I was trying to find some information online about using a vise along with dog holes instead of clamps for glue up. I can't find a single reference to it.

Is this commonly done? Can the vise pressure be supplemented with clamps? Is there any reference showing glue up using face or end vises?

  • Are you hoping to reduce the number of clamps needed in the shop? If so for storage reasons or due to the rising cost of clamps?
    – Graphus
    Apr 20, 2017 at 9:59
  • @Graphus: well, both of those are good reasons, since clamps are pretty pricey and I don't have a full set. But mostly I was just curious if it was a good or bad idea to try.
    – jbord39
    Apr 20, 2017 at 21:27
  • What's a full set anyway, 12.... 20? O_O Reason I asked is that there are some lower-cost commercial clamps that work well that are apparently quite reasonable in all markets. They're the type with a hollow square-section aluminium bar, they're recommended by Paul Sellers and with a suggestion to stiffen them with an insert of wood. Even cheaper than that there are some DIY clamping options, including simple wooden clamps with one fixed head and one moving one and some clamping panels/frames, both of which rely on wedges to apply the final clamping force.
    – Graphus
    Apr 21, 2017 at 6:48

1 Answer 1


This is not generally done, although I'm sure I have seen the vice being used for glueing up certain jobs, mostly between the jaws, I can't remember the sources. One passing reference to this the poster said he'd never do it again though, since the glue dripped onto the vice screw and guide rods and made a mess that was tough to clean up.

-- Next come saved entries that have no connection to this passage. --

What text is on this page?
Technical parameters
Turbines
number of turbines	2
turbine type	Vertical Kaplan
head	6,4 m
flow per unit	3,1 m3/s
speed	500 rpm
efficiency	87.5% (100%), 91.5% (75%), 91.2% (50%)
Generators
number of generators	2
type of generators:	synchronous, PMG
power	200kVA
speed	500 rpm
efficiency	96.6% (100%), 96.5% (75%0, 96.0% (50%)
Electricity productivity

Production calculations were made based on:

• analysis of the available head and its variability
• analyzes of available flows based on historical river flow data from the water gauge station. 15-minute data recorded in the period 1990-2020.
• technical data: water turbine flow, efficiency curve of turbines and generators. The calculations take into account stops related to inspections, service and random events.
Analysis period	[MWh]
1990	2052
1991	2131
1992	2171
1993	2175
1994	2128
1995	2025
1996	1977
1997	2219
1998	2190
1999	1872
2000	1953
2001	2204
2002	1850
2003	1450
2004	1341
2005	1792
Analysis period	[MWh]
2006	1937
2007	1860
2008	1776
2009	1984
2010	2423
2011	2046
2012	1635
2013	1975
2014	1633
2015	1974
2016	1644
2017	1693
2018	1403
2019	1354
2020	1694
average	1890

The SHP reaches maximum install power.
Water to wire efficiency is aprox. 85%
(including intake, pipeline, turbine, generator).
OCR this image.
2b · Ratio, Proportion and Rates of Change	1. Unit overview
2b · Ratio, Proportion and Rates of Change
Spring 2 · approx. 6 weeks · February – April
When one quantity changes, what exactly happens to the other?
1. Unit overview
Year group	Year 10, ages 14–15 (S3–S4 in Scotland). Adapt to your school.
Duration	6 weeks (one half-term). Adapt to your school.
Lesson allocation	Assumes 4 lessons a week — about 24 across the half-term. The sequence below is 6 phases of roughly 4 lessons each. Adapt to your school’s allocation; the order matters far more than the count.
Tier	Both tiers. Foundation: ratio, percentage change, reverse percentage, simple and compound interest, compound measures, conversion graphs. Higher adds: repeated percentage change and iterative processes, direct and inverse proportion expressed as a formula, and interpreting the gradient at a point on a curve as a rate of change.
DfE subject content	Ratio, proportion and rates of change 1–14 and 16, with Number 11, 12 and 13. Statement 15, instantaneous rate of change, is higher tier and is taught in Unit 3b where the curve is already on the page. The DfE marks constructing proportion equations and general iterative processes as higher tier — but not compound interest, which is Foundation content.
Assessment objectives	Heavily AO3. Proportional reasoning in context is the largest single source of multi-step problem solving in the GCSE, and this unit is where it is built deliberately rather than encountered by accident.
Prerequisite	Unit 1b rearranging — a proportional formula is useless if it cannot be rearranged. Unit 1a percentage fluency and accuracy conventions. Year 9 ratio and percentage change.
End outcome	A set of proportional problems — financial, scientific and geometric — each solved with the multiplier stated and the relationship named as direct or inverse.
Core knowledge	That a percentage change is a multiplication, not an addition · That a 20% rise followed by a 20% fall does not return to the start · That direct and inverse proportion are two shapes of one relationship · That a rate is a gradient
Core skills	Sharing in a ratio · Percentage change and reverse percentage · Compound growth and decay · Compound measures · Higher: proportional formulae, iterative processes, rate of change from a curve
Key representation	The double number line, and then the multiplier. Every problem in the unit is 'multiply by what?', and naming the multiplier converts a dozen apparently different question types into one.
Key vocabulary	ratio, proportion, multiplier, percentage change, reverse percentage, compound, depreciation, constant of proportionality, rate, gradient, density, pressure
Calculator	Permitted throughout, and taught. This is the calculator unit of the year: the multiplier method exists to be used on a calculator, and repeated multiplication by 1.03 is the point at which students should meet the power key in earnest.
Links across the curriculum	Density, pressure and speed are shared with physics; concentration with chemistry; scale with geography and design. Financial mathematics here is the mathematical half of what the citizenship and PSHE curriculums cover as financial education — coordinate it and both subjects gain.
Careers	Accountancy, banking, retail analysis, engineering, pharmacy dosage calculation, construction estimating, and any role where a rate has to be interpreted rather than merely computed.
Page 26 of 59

Too much strain on the vice
The main reason not to rely on this is because a vice isn't capable of exerting the same pressure as clamps can, at least not without putting excessive strain on the mechanism.

You can get away with a light hold using hide glue (or no clamping pressure at all in the case of a rubbed joint) so if you used hide glue much then this could be a practical way to do some smaller glue-ups.

But since most of us are using PVA glues primarily these days (both white and yellow types) which rely on very high pressures to ensure the strongest bond you'd really need to crank the vice down tight and you'd risk wearing it out or breaking it — they ain't made like they used to be!

Ties up the vice
Another reason that occurred to me is simply that while the thing is drying the vice is tied up and you can't use it, and that area of the workbench, to work on something else. Even in a home shop this could prove to be a bottleneck to production.